Thank you for your new proposal; it seems to be a compromise.

@Christophe Biocca:
If the wordlist becomes part of the standard, then we will run into
problems of collisions once users ask for wordlists in every language.

IMO the right approach is to implement checksums that do not depend
on the wordlist (eg the 'brute force' method, Hash(mnemonic||1) mod 2^k == 0 )
this would also allow us to implement sipa's variable stretching proposal.

I understand this is not possible because of the computational
requirements of devices such as trezor.

I am leaning toward considering these devices as a nonstandard case,
instead of enforcing a given wordlist in the standard.

Thomas






Le 21/01/2014 00:18, slush a écrit :

On Tue, Jan 21, 2014 at 12:06 AM, Christophe Biocca <christophe.biocca@gmail.com> wrote:
I remember the wordlist choice getting bikeshedded to death a month ago.

I would just include the wordlist as part of the standard (as a
recommendation) so that fully compliant implementations can correct a
user's typos regardless of the original generator.

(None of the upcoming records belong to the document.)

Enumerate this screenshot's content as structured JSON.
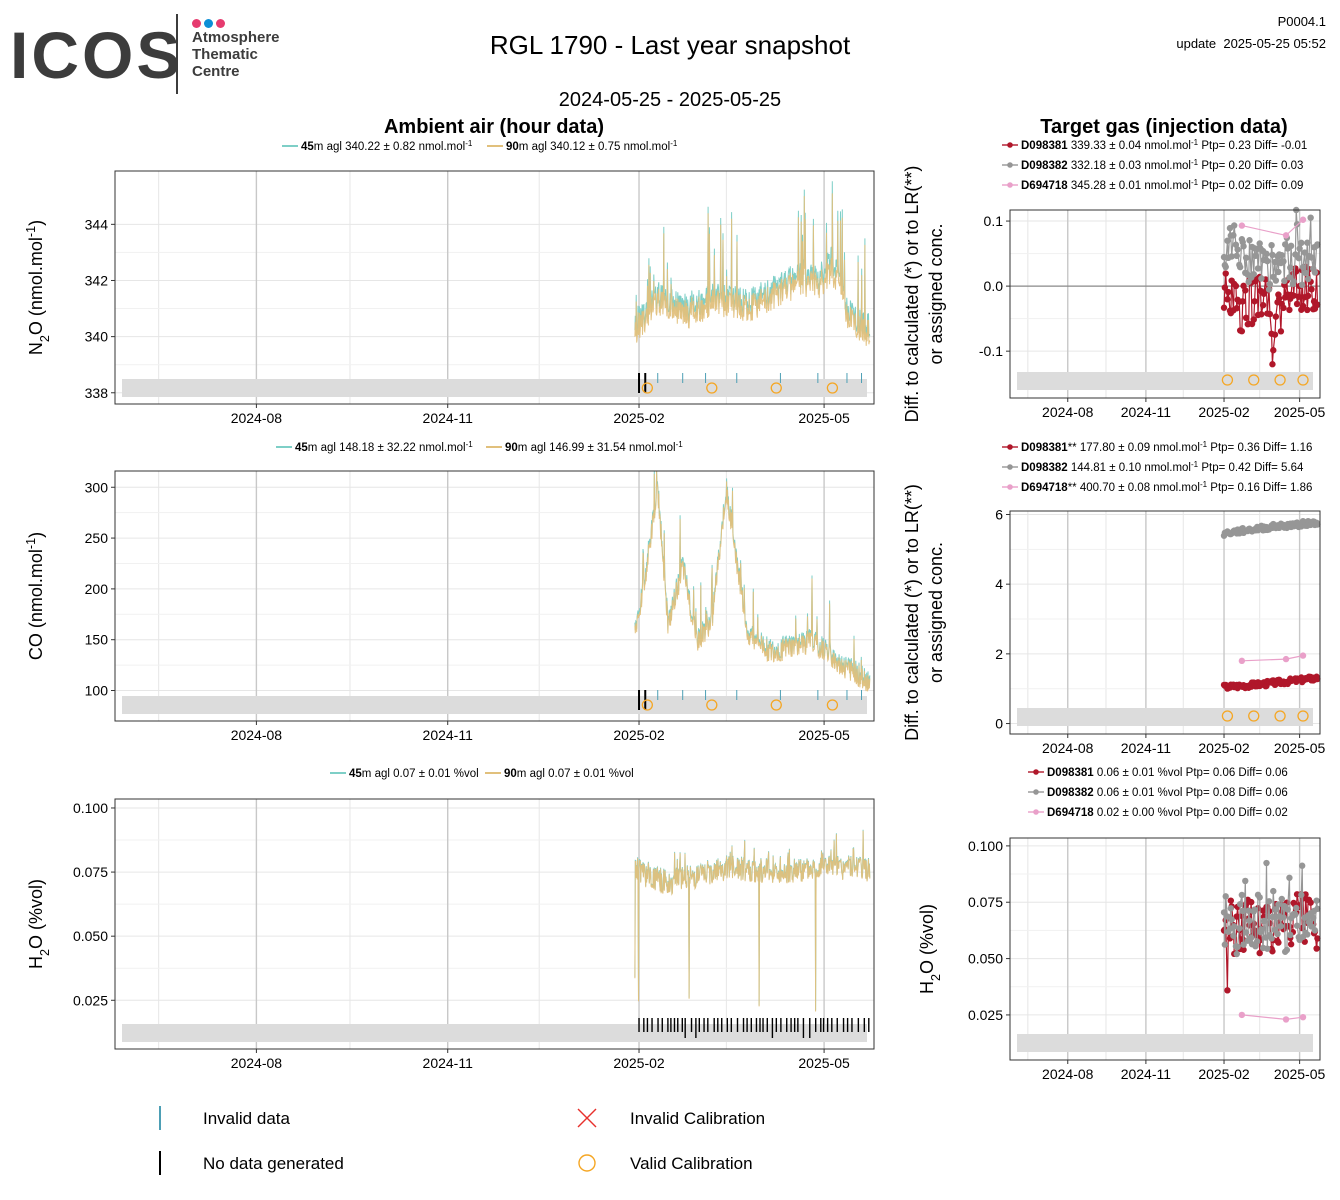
{
  "header": {
    "logo_text": "ICOS",
    "logo_sub": [
      "Atmosphere",
      "Thematic",
      "Centre"
    ],
    "title": "RGL 1790 - Last year snapshot",
    "date_range": "2024-05-25 - 2025-05-25",
    "code": "P0004.1",
    "update": "update  2025-05-25 05:52"
  },
  "colors": {
    "s45": "#7ecfc7",
    "s90": "#e1c07c",
    "D098381": "#b0172a",
    "D098382": "#969696",
    "D694718": "#e9a0c9",
    "band": "#dcdcdc",
    "grid": "#e6e6e6",
    "gridMajor": "#c8c8c8",
    "calib_ok": "#f5a623",
    "calib_bad": "#e8302c"
  },
  "sections": {
    "ambient_title": "Ambient air (hour data)",
    "target_title": "Target gas (injection data)"
  },
  "x_ticks": [
    "2024-08",
    "2024-11",
    "2025-02",
    "2025-05"
  ],
  "chart_data": [
    {
      "type": "line",
      "id": "n2o_ambient",
      "ylabel": "N2O (nmol.mol-1)",
      "ylabel_parts": [
        "N",
        "2",
        "O (nmol.mol",
        "-1",
        ")"
      ],
      "ylim": [
        337.6,
        345.9
      ],
      "yticks": [
        "338",
        "340",
        "342",
        "344"
      ],
      "ytick_values": [
        338,
        340,
        342,
        344
      ],
      "legend": [
        {
          "bold": "45",
          "text": "m agl 340.22 ± 0.82 nmol.mol",
          "sup": "-1"
        },
        {
          "bold": "90",
          "text": "m agl 340.12 ± 0.75 nmol.mol",
          "sup": "-1"
        }
      ],
      "series": [
        {
          "name": "45m agl",
          "x": [
            "2025-01-30",
            "2025-02-10",
            "2025-02-25",
            "2025-03-10",
            "2025-03-25",
            "2025-04-10",
            "2025-04-20",
            "2025-04-28",
            "2025-05-05",
            "2025-05-12",
            "2025-05-20"
          ],
          "y": [
            340.4,
            341.5,
            341.0,
            341.5,
            341.2,
            341.8,
            342.2,
            342.0,
            342.8,
            341.0,
            340.4
          ]
        },
        {
          "name": "90m agl",
          "x": [
            "2025-01-30",
            "2025-02-10",
            "2025-02-25",
            "2025-03-10",
            "2025-03-25",
            "2025-04-10",
            "2025-04-20",
            "2025-04-28",
            "2025-05-05",
            "2025-05-12",
            "2025-05-20"
          ],
          "y": [
            340.2,
            341.3,
            340.8,
            341.3,
            341.0,
            341.6,
            342.0,
            341.8,
            342.4,
            340.8,
            340.2
          ]
        }
      ],
      "valid_calibrations": [
        "2025-02-05",
        "2025-03-08",
        "2025-04-08",
        "2025-05-05"
      ]
    },
    {
      "type": "line",
      "id": "co_ambient",
      "ylabel": "CO (nmol.mol-1)",
      "ylabel_parts": [
        "CO (nmol.mol",
        "-1",
        ")"
      ],
      "ylim": [
        70,
        316
      ],
      "yticks": [
        "100",
        "150",
        "200",
        "250",
        "300"
      ],
      "ytick_values": [
        100,
        150,
        200,
        250,
        300
      ],
      "legend": [
        {
          "bold": "45",
          "text": "m agl 148.18 ± 32.22 nmol.mol",
          "sup": "-1"
        },
        {
          "bold": "90",
          "text": "m agl 146.99 ± 31.54 nmol.mol",
          "sup": "-1"
        }
      ],
      "series": [
        {
          "name": "45m agl",
          "x": [
            "2025-01-30",
            "2025-02-04",
            "2025-02-10",
            "2025-02-15",
            "2025-02-22",
            "2025-03-01",
            "2025-03-08",
            "2025-03-15",
            "2025-03-25",
            "2025-04-05",
            "2025-04-15",
            "2025-04-25",
            "2025-05-05",
            "2025-05-15",
            "2025-05-23"
          ],
          "y": [
            160,
            215,
            300,
            165,
            225,
            150,
            170,
            300,
            160,
            140,
            145,
            150,
            135,
            120,
            110
          ]
        },
        {
          "name": "90m agl",
          "x": [
            "2025-01-30",
            "2025-02-04",
            "2025-02-10",
            "2025-02-15",
            "2025-02-22",
            "2025-03-01",
            "2025-03-08",
            "2025-03-15",
            "2025-03-25",
            "2025-04-05",
            "2025-04-15",
            "2025-04-25",
            "2025-05-05",
            "2025-05-15",
            "2025-05-23"
          ],
          "y": [
            158,
            212,
            298,
            163,
            222,
            148,
            168,
            298,
            158,
            138,
            143,
            148,
            133,
            118,
            108
          ]
        }
      ],
      "valid_calibrations": [
        "2025-02-05",
        "2025-03-08",
        "2025-04-08",
        "2025-05-05"
      ]
    },
    {
      "type": "line",
      "id": "h2o_ambient",
      "ylabel": "H2O (%vol)",
      "ylabel_parts": [
        "H",
        "2",
        "O (%vol)"
      ],
      "ylim": [
        0.006,
        0.1035
      ],
      "yticks": [
        "0.025",
        "0.050",
        "0.075",
        "0.100"
      ],
      "ytick_values": [
        0.025,
        0.05,
        0.075,
        0.1
      ],
      "legend": [
        {
          "bold": "45",
          "text": "m agl 0.07 ± 0.01 %vol",
          "sup": ""
        },
        {
          "bold": "90",
          "text": "m agl 0.07 ± 0.01 %vol",
          "sup": ""
        }
      ],
      "series": [
        {
          "name": "45m agl",
          "x": [
            "2025-01-30",
            "2025-02-03",
            "2025-02-15",
            "2025-03-01",
            "2025-03-15",
            "2025-04-01",
            "2025-04-15",
            "2025-05-01",
            "2025-05-10",
            "2025-05-23"
          ],
          "y": [
            0.078,
            0.074,
            0.071,
            0.074,
            0.077,
            0.076,
            0.075,
            0.079,
            0.077,
            0.076
          ]
        },
        {
          "name": "90m agl",
          "x": [
            "2025-01-30",
            "2025-02-03",
            "2025-02-15",
            "2025-03-01",
            "2025-03-15",
            "2025-04-01",
            "2025-04-15",
            "2025-05-01",
            "2025-05-10",
            "2025-05-23"
          ],
          "y": [
            0.078,
            0.074,
            0.071,
            0.074,
            0.077,
            0.076,
            0.075,
            0.079,
            0.077,
            0.076
          ]
        }
      ]
    },
    {
      "type": "scatter",
      "id": "n2o_target",
      "ylabel_lines": [
        "Diff. to calculated (*) or to LR(**)",
        "or assigned conc."
      ],
      "ylim": [
        -0.172,
        0.117
      ],
      "yticks": [
        "-0.1",
        "0.0",
        "0.1"
      ],
      "ytick_values": [
        -0.1,
        0.0,
        0.1
      ],
      "legend": [
        {
          "color": "D098381",
          "bold": "D098381",
          "text": " 339.33 ± 0.04 nmol.mol",
          "sup": "-1",
          "tail": " Ptp= 0.23 Diff= -0.01"
        },
        {
          "color": "D098382",
          "bold": "D098382",
          "text": " 332.18 ± 0.03 nmol.mol",
          "sup": "-1",
          "tail": " Ptp= 0.20 Diff= 0.03"
        },
        {
          "color": "D694718",
          "bold": "D694718",
          "text": " 345.28 ± 0.01 nmol.mol",
          "sup": "-1",
          "tail": " Ptp= 0.02 Diff= 0.09"
        }
      ],
      "series": [
        {
          "name": "D098381",
          "x": [
            "2025-02-01",
            "2025-02-15",
            "2025-03-01",
            "2025-03-15",
            "2025-04-01",
            "2025-04-15",
            "2025-05-01",
            "2025-05-15"
          ],
          "y": [
            -0.02,
            0.0,
            -0.03,
            -0.01,
            -0.05,
            -0.02,
            0.0,
            -0.01
          ]
        },
        {
          "name": "D098382",
          "x": [
            "2025-02-01",
            "2025-02-15",
            "2025-03-01",
            "2025-03-15",
            "2025-04-01",
            "2025-04-15",
            "2025-05-01",
            "2025-05-15"
          ],
          "y": [
            0.04,
            0.06,
            0.03,
            0.05,
            0.02,
            0.04,
            0.03,
            0.05
          ]
        },
        {
          "name": "D694718",
          "x": [
            "2025-02-22",
            "2025-04-15",
            "2025-05-05"
          ],
          "y": [
            0.093,
            0.078,
            0.102
          ]
        }
      ],
      "valid_calibrations": [
        "2025-02-05",
        "2025-03-08",
        "2025-04-08",
        "2025-05-05"
      ]
    },
    {
      "type": "scatter",
      "id": "co_target",
      "ylabel_lines": [
        "Diff. to calculated (*) or to LR(**)",
        "or assigned conc."
      ],
      "ylim": [
        -0.3,
        6.1
      ],
      "yticks": [
        "0",
        "2",
        "4",
        "6"
      ],
      "ytick_values": [
        0,
        2,
        4,
        6
      ],
      "legend": [
        {
          "color": "D098381",
          "bold": "D098381",
          "text": "** 177.80 ± 0.09 nmol.mol",
          "sup": "-1",
          "tail": " Ptp= 0.36 Diff= 1.16"
        },
        {
          "color": "D098382",
          "bold": "D098382",
          "text": " 144.81 ± 0.10 nmol.mol",
          "sup": "-1",
          "tail": " Ptp= 0.42 Diff= 5.64"
        },
        {
          "color": "D694718",
          "bold": "D694718",
          "text": "** 400.70 ± 0.08 nmol.mol",
          "sup": "-1",
          "tail": " Ptp= 0.16 Diff= 1.86"
        }
      ],
      "series": [
        {
          "name": "D098381",
          "x": [
            "2025-02-01",
            "2025-03-01",
            "2025-04-01",
            "2025-05-01",
            "2025-05-24"
          ],
          "y": [
            1.05,
            1.1,
            1.17,
            1.25,
            1.32
          ]
        },
        {
          "name": "D098382",
          "x": [
            "2025-02-01",
            "2025-03-01",
            "2025-04-01",
            "2025-05-01",
            "2025-05-24"
          ],
          "y": [
            5.45,
            5.55,
            5.65,
            5.72,
            5.78
          ]
        },
        {
          "name": "D694718",
          "x": [
            "2025-02-22",
            "2025-04-15",
            "2025-05-05"
          ],
          "y": [
            1.8,
            1.85,
            1.95
          ]
        }
      ],
      "valid_calibrations": [
        "2025-02-05",
        "2025-03-08",
        "2025-04-08",
        "2025-05-05"
      ]
    },
    {
      "type": "scatter",
      "id": "h2o_target",
      "ylabel": "H2O (%vol)",
      "ylabel_parts": [
        "H",
        "2",
        "O (%vol)"
      ],
      "ylim": [
        0.005,
        0.1035
      ],
      "yticks": [
        "0.025",
        "0.050",
        "0.075",
        "0.100"
      ],
      "ytick_values": [
        0.025,
        0.05,
        0.075,
        0.1
      ],
      "legend": [
        {
          "color": "D098381",
          "bold": "D098381",
          "text": " 0.06 ± 0.01 %vol",
          "sup": "",
          "tail": " Ptp= 0.06 Diff= 0.06"
        },
        {
          "color": "D098382",
          "bold": "D098382",
          "text": " 0.06 ± 0.01 %vol",
          "sup": "",
          "tail": " Ptp= 0.08 Diff= 0.06"
        },
        {
          "color": "D694718",
          "bold": "D694718",
          "text": " 0.02 ± 0.00 %vol",
          "sup": "",
          "tail": " Ptp= 0.00 Diff= 0.02"
        }
      ],
      "series": [
        {
          "name": "D098381",
          "x": [
            "2025-02-01",
            "2025-02-15",
            "2025-03-01",
            "2025-03-15",
            "2025-04-01",
            "2025-04-15",
            "2025-05-01",
            "2025-05-15"
          ],
          "y": [
            0.066,
            0.062,
            0.068,
            0.064,
            0.066,
            0.063,
            0.067,
            0.065
          ]
        },
        {
          "name": "D098382",
          "x": [
            "2025-02-01",
            "2025-02-15",
            "2025-03-01",
            "2025-03-15",
            "2025-04-01",
            "2025-04-15",
            "2025-05-01",
            "2025-05-15"
          ],
          "y": [
            0.068,
            0.064,
            0.07,
            0.066,
            0.068,
            0.065,
            0.069,
            0.067
          ]
        },
        {
          "name": "D694718",
          "x": [
            "2025-02-22",
            "2025-04-15",
            "2025-05-05"
          ],
          "y": [
            0.025,
            0.023,
            0.024
          ]
        }
      ]
    }
  ],
  "bottom_legend": {
    "invalid_data": "Invalid data",
    "no_data": "No data generated",
    "invalid_calibration": "Invalid Calibration",
    "valid_calibration": "Valid Calibration"
  }
}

That's exactly our attitude. We realized that have a community-wide agreement on the wordlist itself is simply imposible, so to reach at least some consensus we split the proposal to two parts - one what is essential to call itself a "bip39 compatible", i.e. converting the mnemonic to bip32 node and second which is optional, including our proposed wordlist, which has some advanced features like checksums etc. Now it is up to client developers to decide if they really insist on their superior wordlist or if they'll implement checksums following the full specification.

 
Those who don't like it will have to deal with the compatibility
concerns themselves, or get an alternate wordlist approved as a BIP. 
Odds are no one will go that route.

 
At least Trezor and bitcoinj (Multibit) seems to be going in this way, which is 100% of clients which expressed interest in bip39 :-).